College of Pharmaceutical Sciences, Zhejiang University, 866 Yuhangtang Rd, Hangzhou, Zhejiang, 310058, China; Polytechnic Institute, Zhejiang University, 269 Shixiang Rd, Hangzhou, Zhejiang, 310015, China.
College of Pharmaceutical Sciences, Zhejiang University, 866 Yuhangtang Rd, Hangzhou, Zhejiang, 310058, China.
Comput Biol Med. 2022 Jul;146:105573. doi: 10.1016/j.compbiomed.2022.105573. Epub 2022 Apr 30.
Chromosome aberration (CA) is a serious genotoxicity of a compound, leading to carcinogenicity and developmental side effects. In the present manuscript, we developed a QSAR model for CA prediction using artificial intelligence methodologies. The reliable QSAR model was constructed based on an enlarged data set of 3208 compounds by optimizing machine learning and deep learning algorithms based on hyperparametric iterations and using multiple descriptors of molecular fingerprint in combination with drug-like molecular properties (MP) screened by entropy weight methodology on the open-source Python platform. Furthermore, molecular similarity for returning search and molecular connection index for additional descriptor were additionally introduced to differentiate the compounds with high similarity for correct CA prediction for QSAR model generation. The final generated CA-(Q)SAR model exhibited good prediction accuracy of 80.6%. The bias of the final model is about 0.9793. On the basis of generated QSAR model, data analyses were further performed to analyze the typical structure features in numerical intervals (MPI) of molecular properties MW, XlogP, and TPSA, respectively, for potential CA or non-CA toxicity with a normalized occurrence probability (NOP) more than 70%, which may provide useful clues for drug design of leads or candidate devoid of CA genotoxicity.

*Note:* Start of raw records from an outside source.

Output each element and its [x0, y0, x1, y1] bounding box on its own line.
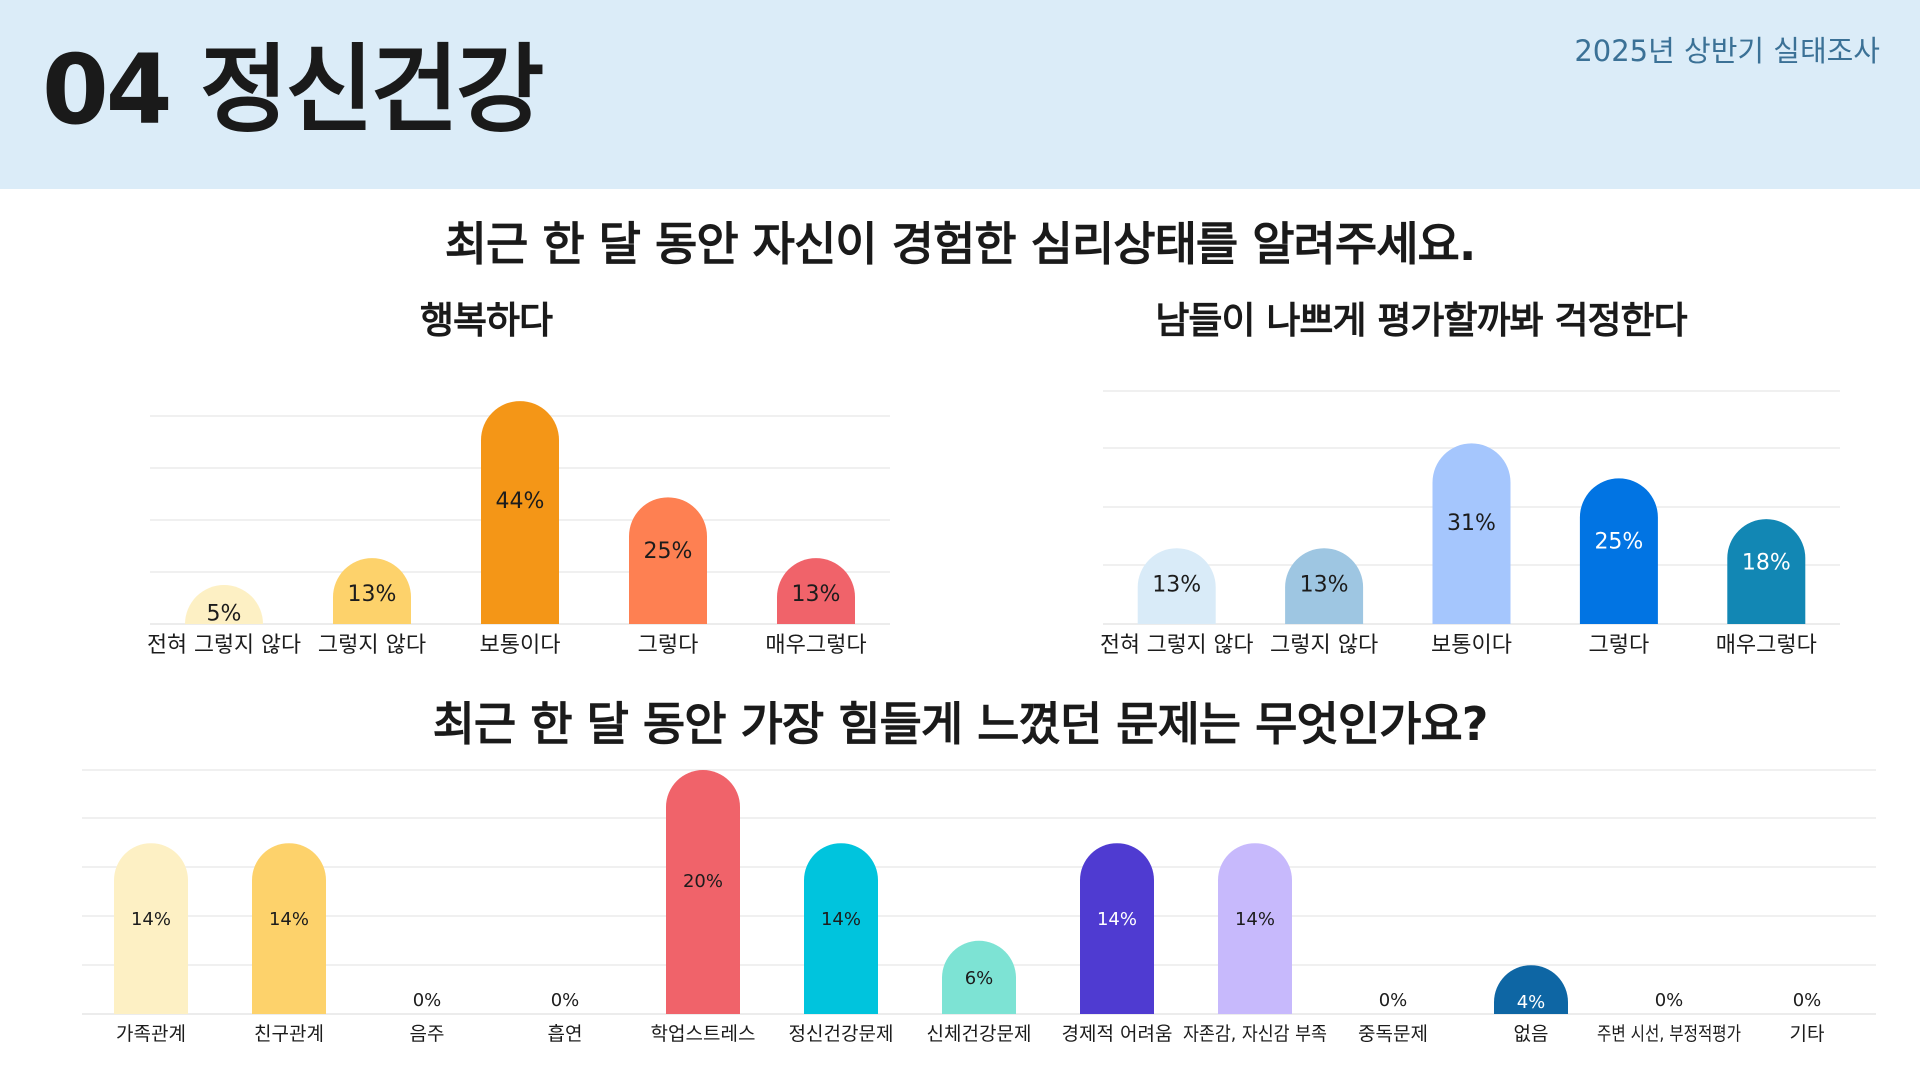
- category-label: 친구관계: [254, 1023, 324, 1045]
- value-label: 13%: [1152, 572, 1201, 597]
- value-label: 13%: [1300, 572, 1349, 597]
- category-label: 기타: [1790, 1023, 1825, 1045]
- category-label: 그렇지 않다: [318, 633, 426, 658]
- page-title: 04 정신건강: [42, 34, 544, 146]
- category-label: 학업스트레스: [651, 1023, 756, 1045]
- value-label: 5%: [207, 601, 242, 626]
- bar: [629, 497, 707, 624]
- value-label: 14%: [1097, 909, 1137, 930]
- survey-tag: 2025년 상반기 실태조사: [1574, 34, 1880, 68]
- bar: [666, 770, 740, 1014]
- value-label: 25%: [1594, 529, 1643, 554]
- category-label: 보통이다: [1431, 633, 1512, 658]
- question-1-title: 최근 한 달 동안 자신이 경험한 심리상태를 알려주세요.: [444, 217, 1477, 271]
- bar: [1727, 519, 1806, 624]
- category-label: 주변 시선, 부정적평가: [1597, 1023, 1741, 1045]
- bar: [1285, 548, 1364, 624]
- value-label: 0%: [1379, 990, 1408, 1011]
- value-label: 0%: [551, 990, 580, 1011]
- category-label: 자존감, 자신감 부족: [1183, 1023, 1327, 1045]
- bar: [1579, 478, 1658, 624]
- value-label: 25%: [644, 539, 693, 564]
- value-label: 18%: [1742, 550, 1791, 575]
- header-banner: 04 정신건강 2025년 상반기 실태조사: [0, 0, 1920, 189]
- chart-hardest-problem: 14% 가족관계 14% 친구관계 0% 음주 0% 흡연 20% 학업스트레스 14% 정신건강문제…: [82, 769, 1876, 1045]
- value-label: 44%: [496, 489, 545, 514]
- value-label: 31%: [1447, 511, 1496, 536]
- value-label: 14%: [821, 909, 861, 930]
- chart-2-title: 남들이 나쁘게 평가할까봐 걱정한다: [1155, 299, 1687, 342]
- value-label: 13%: [792, 582, 841, 607]
- category-label: 가족관계: [116, 1023, 186, 1045]
- bar: [777, 558, 855, 624]
- bar: [185, 585, 263, 624]
- chart-happy: 5% 전혀 그렇지 않다 13% 그렇지 않다 44% 보통이다 25% 그렇다 13% 매우그렇…: [147, 401, 890, 658]
- category-label: 그렇다: [1589, 633, 1650, 658]
- bar: [804, 843, 878, 1014]
- category-label: 신체건강문제: [927, 1023, 1032, 1045]
- value-label: 14%: [269, 909, 309, 930]
- bar: [1218, 843, 1292, 1014]
- category-label: 매우그렇다: [1716, 633, 1817, 658]
- category-label: 중독문제: [1358, 1023, 1428, 1045]
- value-label: 14%: [131, 909, 171, 930]
- category-label: 음주: [410, 1023, 445, 1045]
- category-label: 그렇다: [638, 633, 699, 658]
- category-label: 흡연: [548, 1023, 583, 1045]
- category-label: 매우그렇다: [765, 633, 866, 658]
- bar: [1080, 843, 1154, 1014]
- category-label: 정신건강문제: [789, 1023, 894, 1045]
- category-label: 경제적 어려움: [1062, 1023, 1173, 1045]
- bar: [114, 843, 188, 1014]
- bar: [942, 940, 1016, 1014]
- bar: [333, 558, 411, 624]
- bar: [1137, 548, 1216, 624]
- question-2-title: 최근 한 달 동안 가장 힘들게 느꼈던 문제는 무엇인가요?: [432, 697, 1489, 751]
- category-label: 전혀 그렇지 않다: [147, 633, 301, 658]
- bar: [1432, 443, 1511, 624]
- chart-1-title: 행복하다: [419, 299, 553, 342]
- value-label: 13%: [348, 582, 397, 607]
- bar: [1494, 965, 1568, 1014]
- bar: [481, 401, 559, 624]
- chart-worry-evaluation: 13% 전혀 그렇지 않다 13% 그렇지 않다 31% 보통이다 25% 그렇다 18% 매우그…: [1100, 390, 1840, 658]
- category-label: 보통이다: [480, 633, 561, 658]
- value-label: 6%: [965, 968, 994, 989]
- bar: [252, 843, 326, 1014]
- value-label: 20%: [683, 871, 723, 892]
- value-label: 0%: [413, 990, 442, 1011]
- value-label: 14%: [1235, 909, 1275, 930]
- value-label: 4%: [1517, 992, 1546, 1013]
- category-label: 그렇지 않다: [1270, 633, 1378, 658]
- category-label: 전혀 그렇지 않다: [1100, 633, 1253, 658]
- value-label: 0%: [1655, 990, 1684, 1011]
- category-label: 없음: [1514, 1023, 1549, 1045]
- value-label: 0%: [1793, 990, 1822, 1011]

染色体畸变 (CA) 是化合物的一种严重遗传毒性,可导致致癌性和发育性副作用。在本手稿中,我们使用人工智能方法开发了用于 CA 预测的定量构效关系 (QSAR) 模型。该可靠的 QSAR 模型是基于一个经过优化的机器学习和深度学习算法的 3208 种化合物的扩大数据集构建的,这些算法基于超参数迭代,并使用分子指纹的多种描述符与基于熵权重方法筛选的药物样分子特性 (MP) 相结合,在开源 Python 平台上进行。此外,还引入了分子相似性用于返回搜索和分子连接指数用于附加描述符,以区分具有高相似度的化合物,从而为 QSAR 模型生成进行正确的 CA 预测。最终生成的 CA-(Q)SAR 模型表现出良好的预测准确性,达到 80.6%。最终模型的偏差约为 0.9793。在此生成的 QSAR 模型基础上,进一步进行数据分析,以分析分子性质 MW、XlogP 和 TPSA 的典型结构特征在数值间隔 (MPI) 中的数值,分别用于潜在的 CA 或非 CA 毒性,归一化出现概率 (NOP) 超过 70%,这可能为无 CA 遗传毒性的先导物或候选药物设计提供有用的线索。